Jennifer Elliott, étudiante mauricienne préparant une thèse au Virginia Institute of Marine Science, et l’équipe de Reef Conservation se sont engagés depuis le début de janvier dans une nouvelle expérience susceptible d’avoir à terme des effets positifs sur la survie des coraux à Maurice. Ils se sont attelés à démontrer qu’il est possible de restaurer des récifs coralliens par la transplantation des coraux spécifiques provenant du lagon d’Anse-la-Raie. Ce programme de recherche bénéficie de l’apport du Dr Mark Patterson, professeur en sciences marines au Virginia Institute of Marine Science. Il étudie depuis plusieurs années les différents habitats marins, dont les coraux.
Ces recherches s’inscrivent dans le cadre d’un projet initié par Reef Conservation en partenariat avec le groupe hôtelier mauricien Attitude. Un des objectifs du projet, mené par Jennifer Elliott, le Dr Mark Patterson, Céline Miternique et Nathalie Summers, est de protéger le récif corallien et les écosystèmes marins qui y sont associés afin de trouver des solutions pour aider à la régénération de la biodiversité dans le lagon d’Anse-la-Raie. Dans ce contexte, Reef Conversation a débuté une étude écologique de ce lagon.

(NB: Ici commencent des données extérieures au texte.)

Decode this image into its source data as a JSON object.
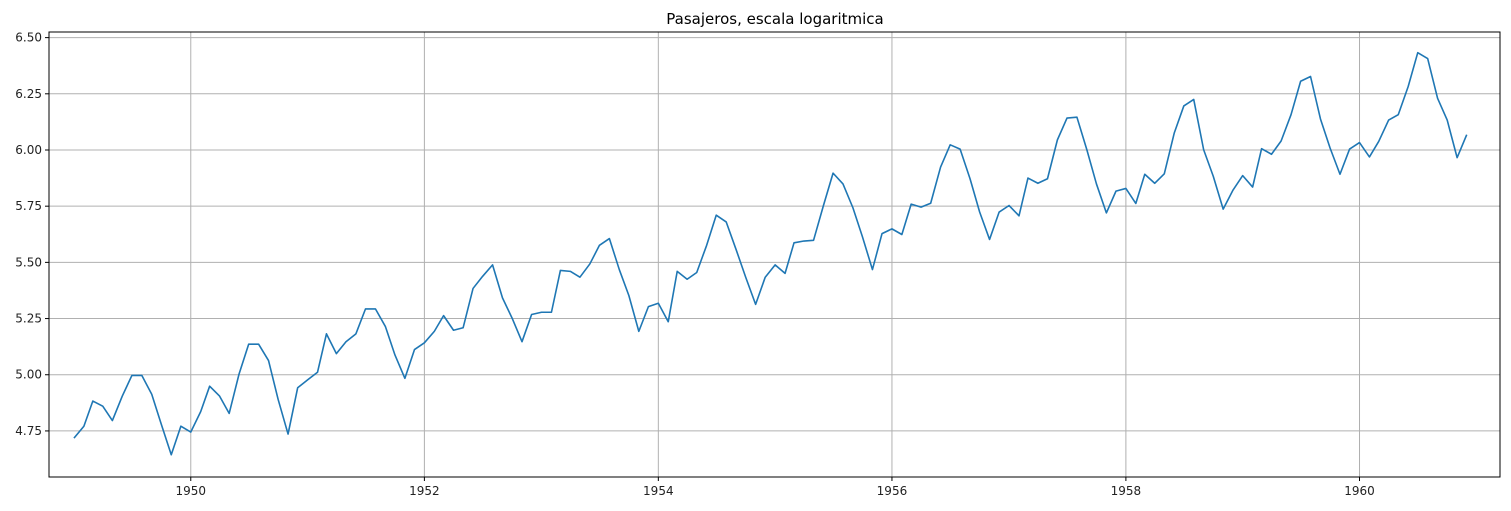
{
  "chart_data": {
    "type": "line",
    "title": "Pasajeros, escala logaritmica",
    "xlabel": "",
    "ylabel": "",
    "xlim": [
      "1948-10-15",
      "1961-03-15"
    ],
    "ylim": [
      4.545,
      6.525
    ],
    "x_ticks": [
      {
        "value": "1950-01-01",
        "label": "1950"
      },
      {
        "value": "1952-01-01",
        "label": "1952"
      },
      {
        "value": "1954-01-01",
        "label": "1954"
      },
      {
        "value": "1956-01-01",
        "label": "1956"
      },
      {
        "value": "1958-01-01",
        "label": "1958"
      },
      {
        "value": "1960-01-01",
        "label": "1960"
      }
    ],
    "y_ticks": [
      {
        "value": 4.75,
        "label": "4.75"
      },
      {
        "value": 5.0,
        "label": "5.00"
      },
      {
        "value": 5.25,
        "label": "5.25"
      },
      {
        "value": 5.5,
        "label": "5.50"
      },
      {
        "value": 5.75,
        "label": "5.75"
      },
      {
        "value": 6.0,
        "label": "6.00"
      },
      {
        "value": 6.25,
        "label": "6.25"
      },
      {
        "value": 6.5,
        "label": "6.50"
      }
    ],
    "grid": true,
    "line_color": "#1f77b4",
    "series": [
      {
        "x": [
          "1949-01-01",
          "1949-02-01",
          "1949-03-01",
          "1949-04-01",
          "1949-05-01",
          "1949-06-01",
          "1949-07-01",
          "1949-08-01",
          "1949-09-01",
          "1949-10-01",
          "1949-11-01",
          "1949-12-01",
          "1950-01-01",
          "1950-02-01",
          "1950-03-01",
          "1950-04-01",
          "1950-05-01",
          "1950-06-01",
          "1950-07-01",
          "1950-08-01",
          "1950-09-01",
          "1950-10-01",
          "1950-11-01",
          "1950-12-01",
          "1951-01-01",
          "1951-02-01",
          "1951-03-01",
          "1951-04-01",
          "1951-05-01",
          "1951-06-01",
          "1951-07-01",
          "1951-08-01",
          "1951-09-01",
          "1951-10-01",
          "1951-11-01",
          "1951-12-01",
          "1952-01-01",
          "1952-02-01",
          "1952-03-01",
          "1952-04-01",
          "1952-05-01",
          "1952-06-01",
          "1952-07-01",
          "1952-08-01",
          "1952-09-01",
          "1952-10-01",
          "1952-11-01",
          "1952-12-01",
          "1953-01-01",
          "1953-02-01",
          "1953-03-01",
          "1953-04-01",
          "1953-05-01",
          "1953-06-01",
          "1953-07-01",
          "1953-08-01",
          "1953-09-01",
          "1953-10-01",
          "1953-11-01",
          "1953-12-01",
          "1954-01-01",
          "1954-02-01",
          "1954-03-01",
          "1954-04-01",
          "1954-05-01",
          "1954-06-01",
          "1954-07-01",
          "1954-08-01",
          "1954-09-01",
          "1954-10-01",
          "1954-11-01",
          "1954-12-01",
          "1955-01-01",
          "1955-02-01",
          "1955-03-01",
          "1955-04-01",
          "1955-05-01",
          "1955-06-01",
          "1955-07-01",
          "1955-08-01",
          "1955-09-01",
          "1955-10-01",
          "1955-11-01",
          "1955-12-01",
          "1956-01-01",
          "1956-02-01",
          "1956-03-01",
          "1956-04-01",
          "1956-05-01",
          "1956-06-01",
          "1956-07-01",
          "1956-08-01",
          "1956-09-01",
          "1956-10-01",
          "1956-11-01",
          "1956-12-01",
          "1957-01-01",
          "1957-02-01",
          "1957-03-01",
          "1957-04-01",
          "1957-05-01",
          "1957-06-01",
          "1957-07-01",
          "1957-08-01",
          "1957-09-01",
          "1957-10-01",
          "1957-11-01",
          "1957-12-01",
          "1958-01-01",
          "1958-02-01",
          "1958-03-01",
          "1958-04-01",
          "1958-05-01",
          "1958-06-01",
          "1958-07-01",
          "1958-08-01",
          "1958-09-01",
          "1958-10-01",
          "1958-11-01",
          "1958-12-01",
          "1959-01-01",
          "1959-02-01",
          "1959-03-01",
          "1959-04-01",
          "1959-05-01",
          "1959-06-01",
          "1959-07-01",
          "1959-08-01",
          "1959-09-01",
          "1959-10-01",
          "1959-11-01",
          "1959-12-01",
          "1960-01-01",
          "1960-02-01",
          "1960-03-01",
          "1960-04-01",
          "1960-05-01",
          "1960-06-01",
          "1960-07-01",
          "1960-08-01",
          "1960-09-01",
          "1960-10-01",
          "1960-11-01",
          "1960-12-01"
        ],
        "y": [
          4.718,
          4.771,
          4.883,
          4.86,
          4.796,
          4.905,
          4.997,
          4.997,
          4.913,
          4.779,
          4.644,
          4.771,
          4.745,
          4.836,
          4.949,
          4.905,
          4.828,
          5.004,
          5.136,
          5.136,
          5.063,
          4.89,
          4.736,
          4.942,
          4.977,
          5.011,
          5.182,
          5.094,
          5.147,
          5.182,
          5.293,
          5.293,
          5.215,
          5.088,
          4.984,
          5.112,
          5.142,
          5.193,
          5.263,
          5.198,
          5.209,
          5.384,
          5.438,
          5.489,
          5.342,
          5.252,
          5.147,
          5.268,
          5.278,
          5.278,
          5.464,
          5.46,
          5.434,
          5.493,
          5.576,
          5.606,
          5.468,
          5.352,
          5.193,
          5.303,
          5.318,
          5.236,
          5.46,
          5.425,
          5.455,
          5.576,
          5.71,
          5.68,
          5.557,
          5.434,
          5.313,
          5.434,
          5.489,
          5.451,
          5.587,
          5.595,
          5.598,
          5.753,
          5.897,
          5.849,
          5.743,
          5.613,
          5.468,
          5.628,
          5.649,
          5.624,
          5.759,
          5.746,
          5.763,
          5.924,
          6.023,
          6.004,
          5.872,
          5.724,
          5.602,
          5.724,
          5.753,
          5.707,
          5.875,
          5.852,
          5.872,
          6.045,
          6.142,
          6.146,
          6.001,
          5.849,
          5.72,
          5.817,
          5.829,
          5.762,
          5.892,
          5.852,
          5.894,
          6.075,
          6.196,
          6.225,
          6.001,
          5.883,
          5.737,
          5.82,
          5.886,
          5.835,
          6.006,
          5.981,
          6.04,
          6.157,
          6.306,
          6.327,
          6.138,
          6.009,
          5.892,
          6.004,
          6.033,
          5.969,
          6.038,
          6.133,
          6.157,
          6.282,
          6.433,
          6.407,
          6.23,
          6.133,
          5.966,
          6.068
        ]
      }
    ]
  }
}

Les récifs coralliens, explique Céline Miternique, sont parmi les écosystèmes les plus divers dans le monde. Ils fournissent des services environnementaux très utiles tels que des nurseries pour les poissons juvéniles, la protection de la côte contre l’érosion et permettent l’amélioration de la qualité de l’eau de mer. À Maurice, comme ailleurs, les récifs coralliens subissent des impacts directs et indirects dus à l’activité humaine, tels que l’ancrage sauvage des bateaux dans les coraux, la surpêche, la pollution sédimentation et l’impact du réchauffement climatique mondial. Il est estimé qu’un tiers de la population mondiale des coraux est déjà mort et que d’ici 2030 nous en perdrons encore 60 %.
En juin 2010, une campagne d’inventaire rapide du lagon a été effectuée. Elle avait pour but principal la connaissance du milieu marin et des différents écosystèmes marins présents dans le lagon d’Anse-la-Raie. Les données biologiques ainsi récoltées ont permis de réaliser une cartographie du milieu avec les écosystèmes présents : herbiers, coraux, algues, zones sableuses. Tous ces écosystèmes sont utiles et nécessaires au maintien de la vie marine.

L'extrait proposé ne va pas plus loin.